The Invisible Labor of Fashion Blogging

Earlier this month, the biannual circus that is New York Fashion Week saw non-stop coverage on social media via Instagram, Twitter, and Snapchat, with the scene repeating itself in London, Milan, and Paris through early October. Though coverage of designers, models, A-listers, and celebrities was in no short supply in mainstream and industry publications, there was another formidable yet familiar force on the scene: fashion bloggers.

It’s been nearly a decade since these independent voices “took over the tents,” as Women’s Wear Daily proclaimed of the fashion blogosphere’s first wave in the mid-aughts.
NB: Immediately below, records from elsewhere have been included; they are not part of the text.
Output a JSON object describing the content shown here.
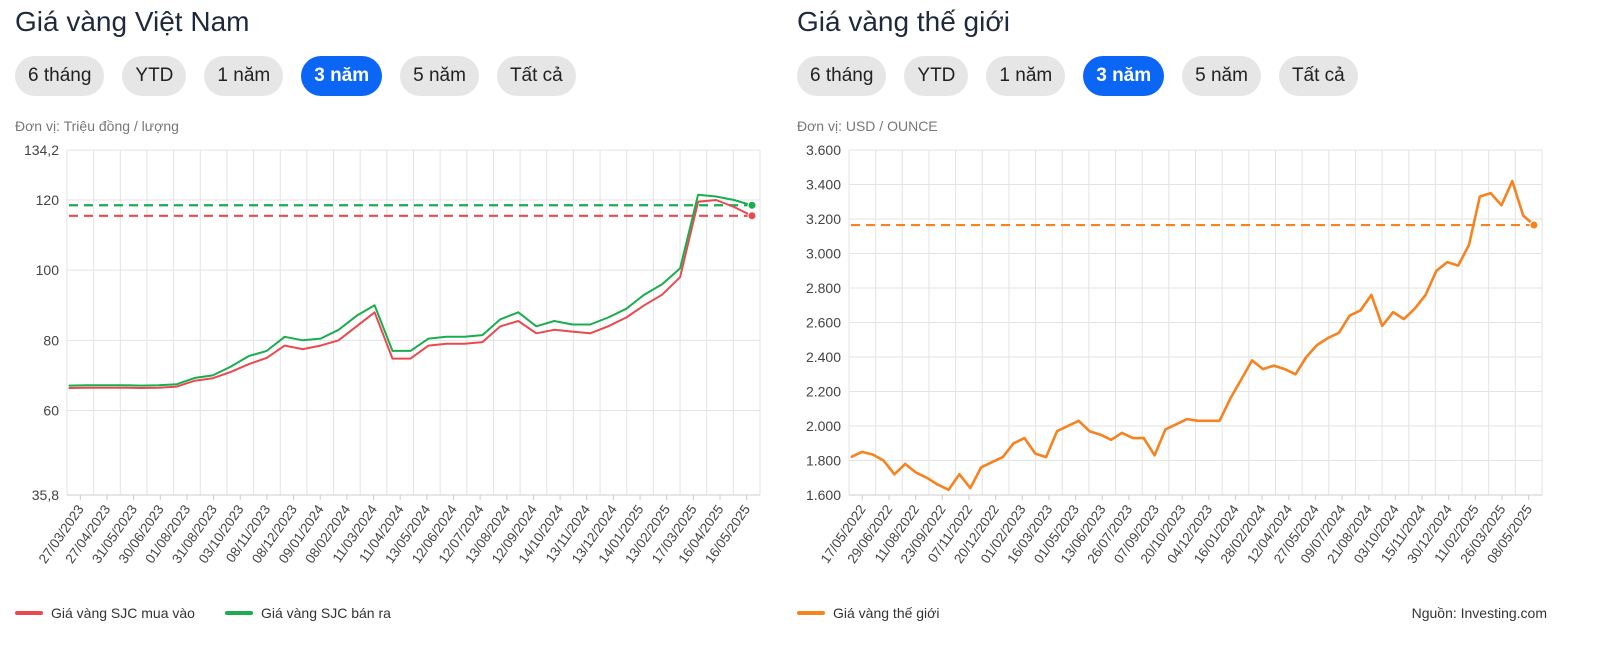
{
  "vn": {
    "title": "Giá vàng Việt Nam",
    "unit": "Đơn vị: Triệu đồng / lượng",
    "buttons": [
      "6 tháng",
      "YTD",
      "1 năm",
      "3 năm",
      "5 năm",
      "Tất cả"
    ],
    "active": "3 năm",
    "legend": [
      {
        "label": "Giá vàng SJC mua vào",
        "color": "#e84a4f"
      },
      {
        "label": "Giá vàng SJC bán ra",
        "color": "#1aad4f"
      }
    ]
  },
  "world": {
    "title": "Giá vàng thế giới",
    "unit": "Đơn vị: USD / OUNCE",
    "buttons": [
      "6 tháng",
      "YTD",
      "1 năm",
      "3 năm",
      "5 năm",
      "Tất cả"
    ],
    "active": "3 năm",
    "legend": [
      {
        "label": "Giá vàng thế giới",
        "color": "#f68220"
      }
    ],
    "source": "Nguồn: Investing.com"
  },
  "chart_data": [
    {
      "type": "line",
      "x_ticks": [
        "27/03/2023",
        "27/04/2023",
        "31/05/2023",
        "30/06/2023",
        "01/08/2023",
        "31/08/2023",
        "03/10/2023",
        "08/11/2023",
        "08/12/2023",
        "09/01/2024",
        "08/02/2024",
        "11/03/2024",
        "11/04/2024",
        "13/05/2024",
        "12/06/2024",
        "12/07/2024",
        "13/08/2024",
        "12/09/2024",
        "14/10/2024",
        "13/11/2024",
        "13/12/2024",
        "14/01/2025",
        "13/02/2025",
        "17/03/2025",
        "16/04/2025",
        "16/05/2025"
      ],
      "y_ticks": [
        {
          "value": 35.8,
          "label": "35,8"
        },
        {
          "value": 60,
          "label": "60"
        },
        {
          "value": 80,
          "label": "80"
        },
        {
          "value": 100,
          "label": "100"
        },
        {
          "value": 120,
          "label": "120"
        },
        {
          "value": 134.2,
          "label": "134,2"
        }
      ],
      "y_axis": "break",
      "reference_lines": [
        {
          "series": "Giá vàng SJC bán ra",
          "value": 118.5
        },
        {
          "series": "Giá vàng SJC mua vào",
          "value": 115.5
        }
      ],
      "series": [
        {
          "name": "Giá vàng SJC mua vào",
          "color": "#e84a4f",
          "values": [
            66.4,
            66.5,
            66.5,
            66.5,
            66.4,
            66.5,
            66.8,
            68.5,
            69.2,
            71.0,
            73.2,
            75.0,
            78.5,
            77.5,
            78.5,
            80.0,
            84.0,
            88.0,
            74.8,
            74.8,
            78.5,
            79.0,
            79.0,
            79.5,
            84.0,
            85.5,
            82.0,
            83.0,
            82.5,
            82.0,
            84.0,
            86.5,
            90.0,
            93.0,
            98.0,
            119.5,
            120.0,
            118.0,
            115.5
          ]
        },
        {
          "name": "Giá vàng SJC bán ra",
          "color": "#1aad4f",
          "values": [
            67.1,
            67.2,
            67.2,
            67.2,
            67.1,
            67.2,
            67.5,
            69.3,
            70.0,
            72.5,
            75.5,
            77.0,
            81.0,
            80.0,
            80.5,
            83.0,
            87.0,
            90.0,
            77.0,
            77.0,
            80.5,
            81.0,
            81.0,
            81.5,
            86.0,
            88.0,
            84.0,
            85.5,
            84.5,
            84.5,
            86.5,
            89.0,
            93.0,
            96.0,
            100.5,
            121.5,
            121.0,
            120.0,
            118.5
          ]
        }
      ]
    },
    {
      "type": "line",
      "x_ticks": [
        "17/05/2022",
        "29/06/2022",
        "11/08/2022",
        "23/09/2022",
        "07/11/2022",
        "20/12/2022",
        "01/02/2023",
        "16/03/2023",
        "01/05/2023",
        "13/06/2023",
        "26/07/2023",
        "07/09/2023",
        "20/10/2023",
        "04/12/2023",
        "16/01/2024",
        "28/02/2024",
        "12/04/2024",
        "27/05/2024",
        "09/07/2024",
        "21/08/2024",
        "03/10/2024",
        "15/11/2024",
        "30/12/2024",
        "11/02/2025",
        "26/03/2025",
        "08/05/2025"
      ],
      "y_ticks": [
        {
          "value": 1600,
          "label": "1.600"
        },
        {
          "value": 1800,
          "label": "1.800"
        },
        {
          "value": 2000,
          "label": "2.000"
        },
        {
          "value": 2200,
          "label": "2.200"
        },
        {
          "value": 2400,
          "label": "2.400"
        },
        {
          "value": 2600,
          "label": "2.600"
        },
        {
          "value": 2800,
          "label": "2.800"
        },
        {
          "value": 3000,
          "label": "3.000"
        },
        {
          "value": 3200,
          "label": "3.200"
        },
        {
          "value": 3400,
          "label": "3.400"
        },
        {
          "value": 3600,
          "label": "3.600"
        }
      ],
      "ylim": [
        1600,
        3600
      ],
      "reference_lines": [
        {
          "series": "Giá vàng thế giới",
          "value": 3165
        }
      ],
      "series": [
        {
          "name": "Giá vàng thế giới",
          "color": "#f68220",
          "values": [
            1820,
            1850,
            1835,
            1800,
            1720,
            1780,
            1730,
            1700,
            1660,
            1630,
            1720,
            1640,
            1760,
            1790,
            1820,
            1900,
            1930,
            1840,
            1820,
            1970,
            2000,
            2030,
            1970,
            1950,
            1920,
            1960,
            1930,
            1930,
            1830,
            1980,
            2010,
            2040,
            2030,
            2030,
            2030,
            2160,
            2270,
            2380,
            2330,
            2350,
            2330,
            2300,
            2400,
            2470,
            2510,
            2540,
            2640,
            2670,
            2760,
            2580,
            2660,
            2620,
            2680,
            2760,
            2900,
            2950,
            2930,
            3050,
            3330,
            3350,
            3280,
            3420,
            3220,
            3165
          ]
        }
      ]
    }
  ]
}
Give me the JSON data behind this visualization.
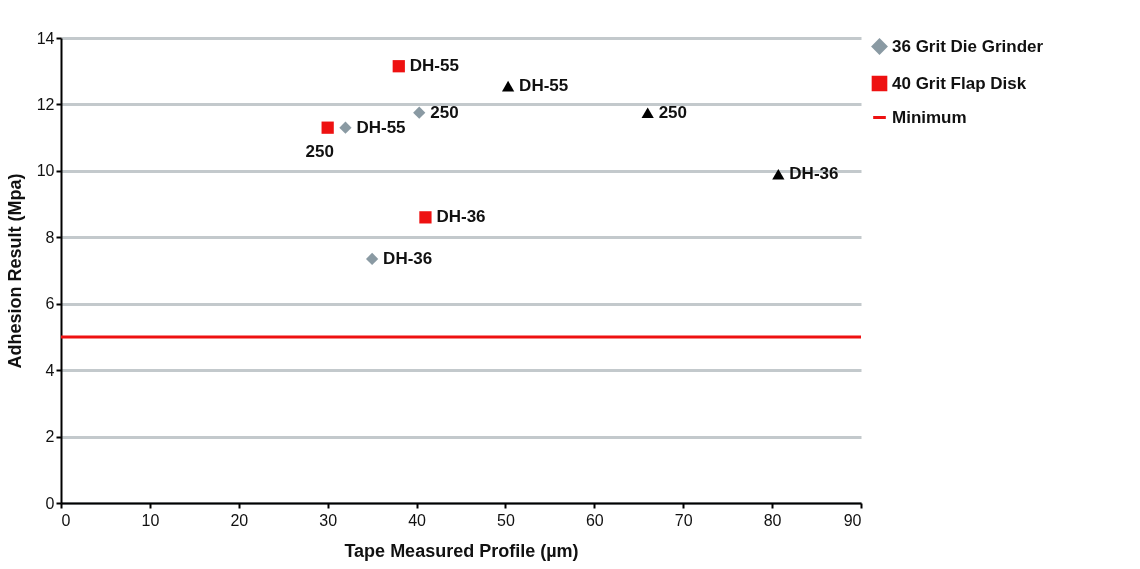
{
  "chart_data": {
    "type": "scatter",
    "xlabel": "Tape Measured Profile (µm)",
    "ylabel": "Adhesion Result (Mpa)",
    "xlim": [
      0,
      90
    ],
    "xticks": [
      0,
      10,
      20,
      30,
      40,
      50,
      60,
      70,
      80,
      90
    ],
    "ylim": [
      0,
      14
    ],
    "yticks": [
      0,
      2,
      4,
      6,
      8,
      10,
      12,
      14
    ],
    "grid": "y",
    "legend": "right",
    "series": [
      {
        "name": "36 Grit Die Grinder",
        "color": "#8a9aa3",
        "marker": "diamond",
        "x": [
          32,
          40.3,
          35
        ],
        "values": [
          11.3,
          11.75,
          7.35
        ]
      },
      {
        "name": "40 Grit Flap Disk",
        "color": "#ee1111",
        "marker": "square",
        "x": [
          38,
          30,
          41
        ],
        "values": [
          13.15,
          11.3,
          8.6
        ]
      },
      {
        "color": "#000000",
        "marker": "triangle",
        "x": [
          50.3,
          66,
          80.7
        ],
        "values": [
          12.55,
          11.75,
          9.9
        ]
      }
    ],
    "ref_lines": [
      {
        "axis": "y",
        "value": 5,
        "label": "Minimum",
        "color": "#ee1111"
      }
    ],
    "annotations": [
      {
        "text": "DH-55",
        "x": 32,
        "y": 11.3
      },
      {
        "text": "250",
        "x": 40.3,
        "y": 11.75
      },
      {
        "text": "DH-36",
        "x": 35,
        "y": 7.35
      },
      {
        "text": "DH-55",
        "x": 38,
        "y": 13.15
      },
      {
        "text": "250",
        "x": 30,
        "y": 11.3
      },
      {
        "text": "DH-36",
        "x": 41,
        "y": 8.6
      },
      {
        "text": "DH-55",
        "x": 50.3,
        "y": 12.55
      },
      {
        "text": "250",
        "x": 66,
        "y": 11.75
      },
      {
        "text": "DH-36",
        "x": 80.7,
        "y": 9.9
      }
    ]
  }
}
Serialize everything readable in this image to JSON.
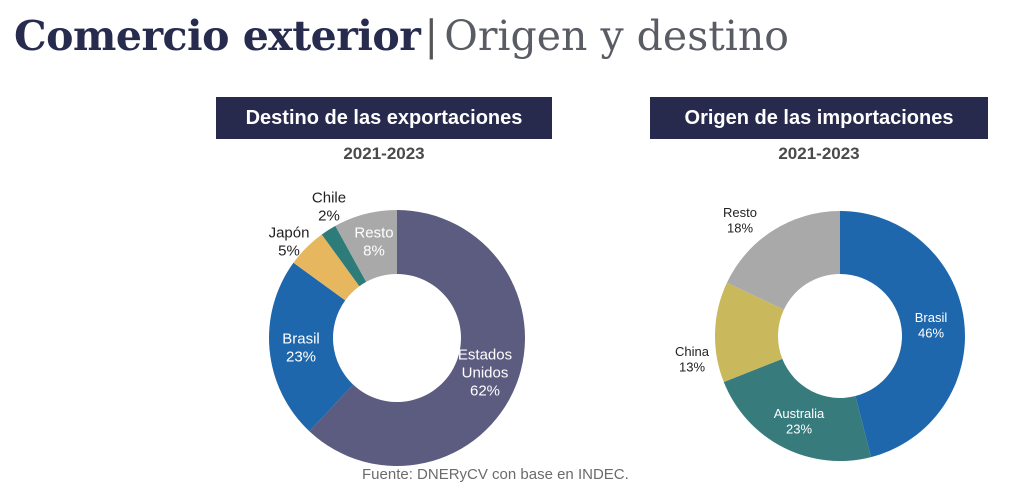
{
  "header": {
    "title_main": "Comercio exterior",
    "separator": "|",
    "title_sub": "Origen y destino"
  },
  "source": "Fuente: DNERyCV con base en INDEC.",
  "chart_data": [
    {
      "type": "pie",
      "variant": "donut",
      "title": "Destino de las exportaciones",
      "subtitle": "2021-2023",
      "categories": [
        "Estados Unidos",
        "Brasil",
        "Japón",
        "Chile",
        "Resto"
      ],
      "values": [
        62,
        23,
        5,
        2,
        8
      ],
      "unit": "%",
      "labels": [
        {
          "lines": [
            "Estados",
            "Unidos",
            "62%"
          ]
        },
        {
          "lines": [
            "Brasil",
            "23%"
          ]
        },
        {
          "lines": [
            "Japón",
            "5%"
          ]
        },
        {
          "lines": [
            "Chile",
            "2%"
          ]
        },
        {
          "lines": [
            "Resto",
            "8%"
          ]
        }
      ],
      "colors": [
        "#5c5b80",
        "#1f67ad",
        "#e6b75e",
        "#2e7c7a",
        "#a9a9a9"
      ],
      "start": "12 o'clock, clockwise"
    },
    {
      "type": "pie",
      "variant": "donut",
      "title": "Origen de las importaciones",
      "subtitle": "2021-2023",
      "categories": [
        "Brasil",
        "Australia",
        "China",
        "Resto"
      ],
      "values": [
        46,
        23,
        13,
        18
      ],
      "unit": "%",
      "labels": [
        {
          "lines": [
            "Brasil",
            "46%"
          ]
        },
        {
          "lines": [
            "Australia",
            "23%"
          ]
        },
        {
          "lines": [
            "China",
            "13%"
          ]
        },
        {
          "lines": [
            "Resto",
            "18%"
          ]
        }
      ],
      "colors": [
        "#1f67ad",
        "#377b7d",
        "#c9b95c",
        "#a9a9a9"
      ],
      "start": "12 o'clock, clockwise"
    }
  ]
}
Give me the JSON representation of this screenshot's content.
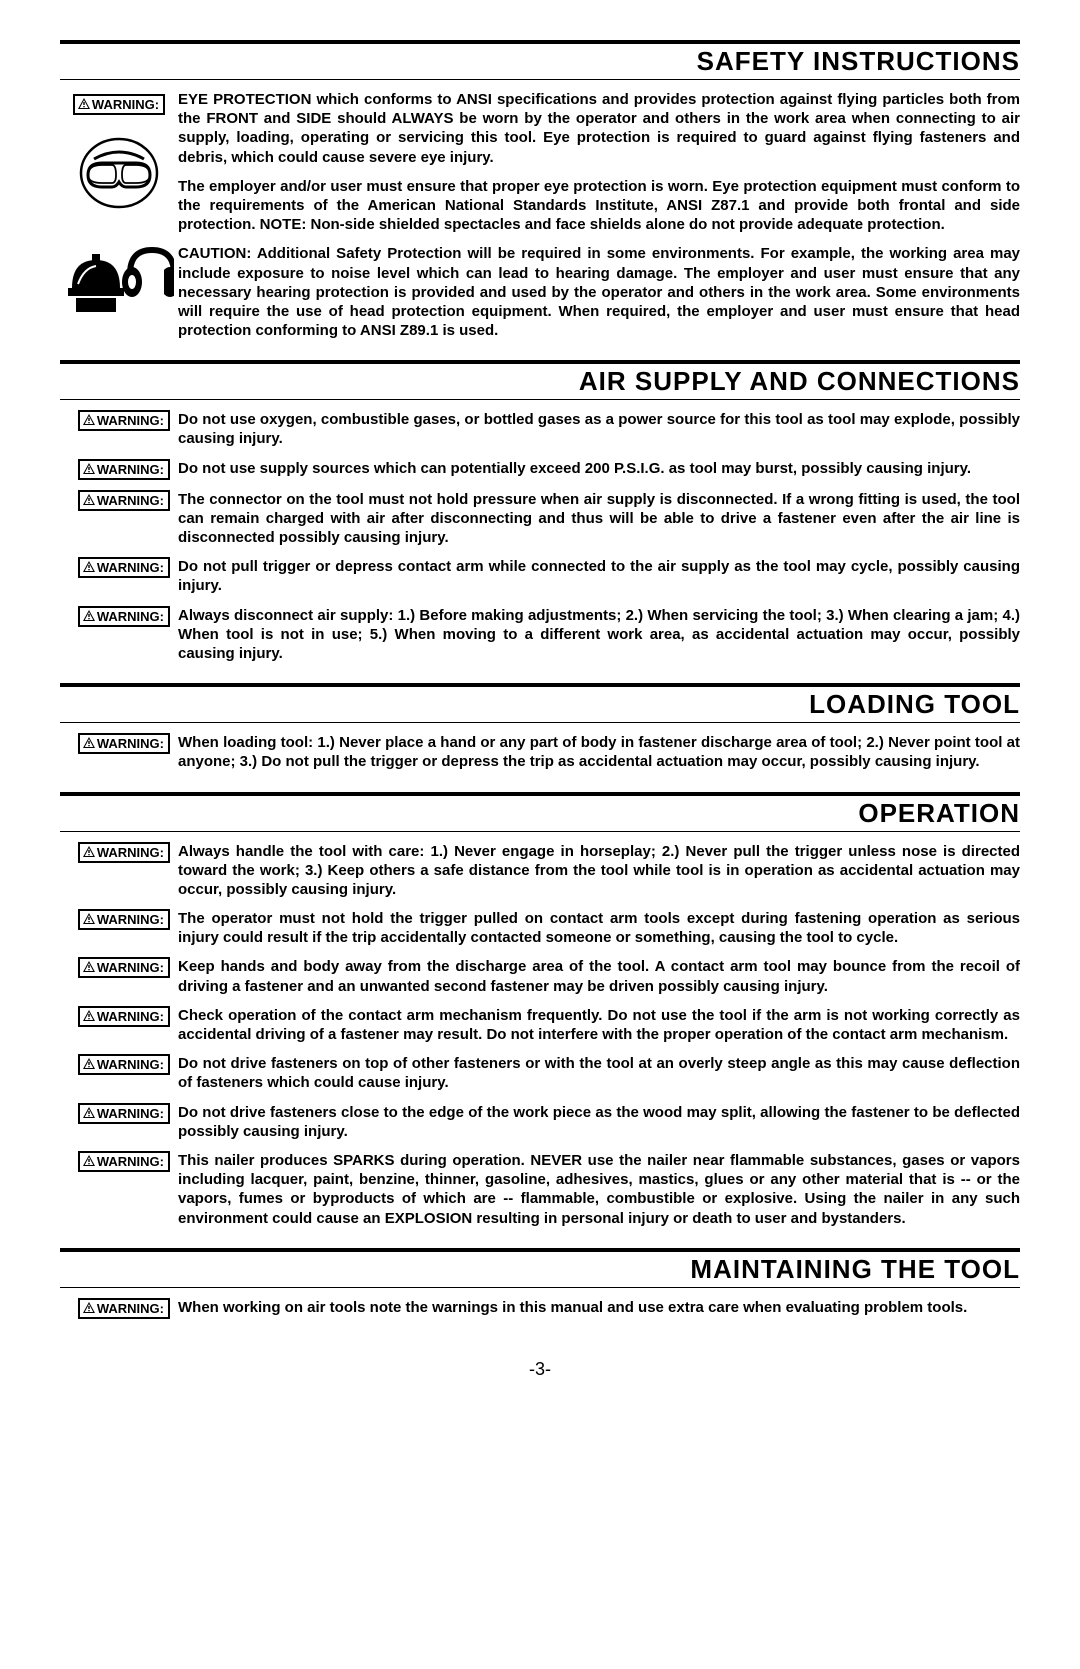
{
  "page_number": "-3-",
  "warning_label": "WARNING:",
  "style": {
    "section_title_fontsize": 26,
    "body_fontsize": 15,
    "warning_fontsize": 13,
    "page_num_fontsize": 18,
    "text_color": "#000000",
    "background_color": "#ffffff",
    "rule_thick": 4,
    "rule_thin": 1.5
  },
  "sections": [
    {
      "title": "SAFETY INSTRUCTIONS",
      "has_icons": true,
      "items": [
        {
          "text": "EYE PROTECTION which conforms to ANSI specifications and provides protection against flying particles both from the FRONT and SIDE should ALWAYS be worn by the operator and others in the work area when connecting to air supply, loading, operating or servicing this tool. Eye protection is required to guard against flying fasteners and debris, which could cause severe eye injury."
        },
        {
          "text": "The employer and/or user must ensure that proper eye protection is worn. Eye protection equipment must conform to the requirements of the American National Standards Institute, ANSI Z87.1 and provide both frontal and side protection. NOTE: Non-side shielded spectacles and face shields alone do not provide adequate protection.",
          "no_label": true
        },
        {
          "text": "CAUTION: Additional Safety Protection will be required in some environments. For example, the working area may include exposure to noise level which can lead to hearing damage. The employer and user must ensure that any necessary hearing protection is provided and used by the operator and others in the work area. Some environments will require the use of head protection equipment. When required, the employer and user must ensure that head protection conforming to ANSI Z89.1 is used.",
          "no_label": true
        }
      ]
    },
    {
      "title": "AIR SUPPLY AND CONNECTIONS",
      "items": [
        {
          "text": "Do not use oxygen, combustible gases, or bottled gases as a power source for this tool as tool may explode, possibly causing injury."
        },
        {
          "text": "Do not use supply sources which can potentially exceed 200 P.S.I.G. as tool may burst, possibly causing injury."
        },
        {
          "text": "The connector on the tool must not hold pressure when air supply is disconnected. If a wrong fitting is used, the tool can remain charged with air after disconnecting and thus will be able to drive a fastener even after the air line is disconnected possibly causing injury."
        },
        {
          "text": "Do not pull trigger or depress contact arm while connected to the air supply as the tool may cycle, possibly causing injury."
        },
        {
          "text": "Always disconnect air supply: 1.) Before making adjustments; 2.) When servicing the tool; 3.) When clearing a jam; 4.) When tool is not in use; 5.) When moving to a different work area, as accidental actuation may occur, possibly causing injury."
        }
      ]
    },
    {
      "title": "LOADING TOOL",
      "items": [
        {
          "text": "When loading tool: 1.) Never place a hand or any part of body in fastener discharge area of tool; 2.) Never point tool at anyone; 3.) Do not pull the trigger or depress the trip as accidental actuation may occur, possibly causing injury."
        }
      ]
    },
    {
      "title": "OPERATION",
      "items": [
        {
          "text": "Always handle the tool with care: 1.) Never engage in horseplay; 2.) Never pull the trigger unless nose is directed toward the work; 3.) Keep others a safe distance from the tool while tool is in operation as accidental actuation may occur, possibly causing injury."
        },
        {
          "text": "The operator must not hold the trigger pulled on contact arm tools except during fastening operation as serious injury could result if the trip accidentally contacted someone or something, causing the tool to cycle."
        },
        {
          "text": "Keep hands and body away from the discharge area of the tool. A contact arm tool may bounce from the recoil of driving a fastener and an unwanted second fastener may be driven possibly causing injury."
        },
        {
          "text": "Check operation of the contact arm mechanism frequently. Do not use the tool if the arm is not working correctly as accidental driving of a fastener may result. Do not interfere with the proper operation of the contact arm mechanism."
        },
        {
          "text": "Do not drive fasteners on top of other fasteners or with the tool at an overly steep angle as this may cause deflection of fasteners which could cause injury."
        },
        {
          "text": "Do not drive fasteners close to the edge of the work piece as the wood may split, allowing the fastener to be deflected possibly causing injury."
        },
        {
          "text": "This nailer produces SPARKS during operation. NEVER use the nailer near flammable substances, gases or vapors including lacquer, paint, benzine, thinner, gasoline, adhesives, mastics, glues or any other material that is -- or the vapors, fumes or byproducts of which are -- flammable, combustible or explosive. Using the nailer in any such environment could cause an EXPLOSION resulting in personal injury or death to user and bystanders."
        }
      ]
    },
    {
      "title": "MAINTAINING THE TOOL",
      "items": [
        {
          "text": "When working on air tools note the warnings in this manual and use extra care when evaluating problem tools."
        }
      ]
    }
  ]
}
While industry veterans initially saw the inclusion of bloggers as an invasion, the latter’s presence at runway shows and designer fetes no longer draws the ire it once did. Instead, both designers and fashion editors recognize the power of bloggers. The resurgence of Birkenstocks, the frenzy over fringe, and the ubiquity of off-the-shoulder styles are among the recent trends that have been brought into the mainstream by a collective of online tastemakers, whose scrappy origins grow more and more distant every year. With annual incomes of top-ranking bloggers climbing into the seven-figure range, it’s not surprising that they’re frequently hailed as savvy entrepreneurs.

In the popular imagination, blogging has become a viable career path with legions of aspirants. As many other creative workers struggle to find stable and fulfilling careers, bloggers and others with digital clout seem to have shaped their careers with ease. The impeccably curated online presences of these young women—fashion blogging is heavily skewed female—seem to offer hope and a sense of control in an economy marked by persistent instability and precarious employment conditions.

But this idealized profession is less glamorous than it first appears. In a new study to be published this fall in the journal Social Media + Society, we examine the gap between the rhetoric and reality of fashion blogging. (Our analysis of 760 Instagram images by 38 top-ranked female professionals is part of a larger, multi-year project on the subject.) Pro-bloggers, we learned, must continually reconcile a series of competing demands: They have to appear authentic but also remain on brand, stay creative while tracking metrics, and satisfy both their readers and the retail brands that bankroll them. Many work up to 100 hours a week, and the flood of new bloggers means companies increasingly expect to not have to pay for partnerships. Meanwhile, the nature of the job requires obscuring the hard work and discipline that goes into crafting the perfect persona online.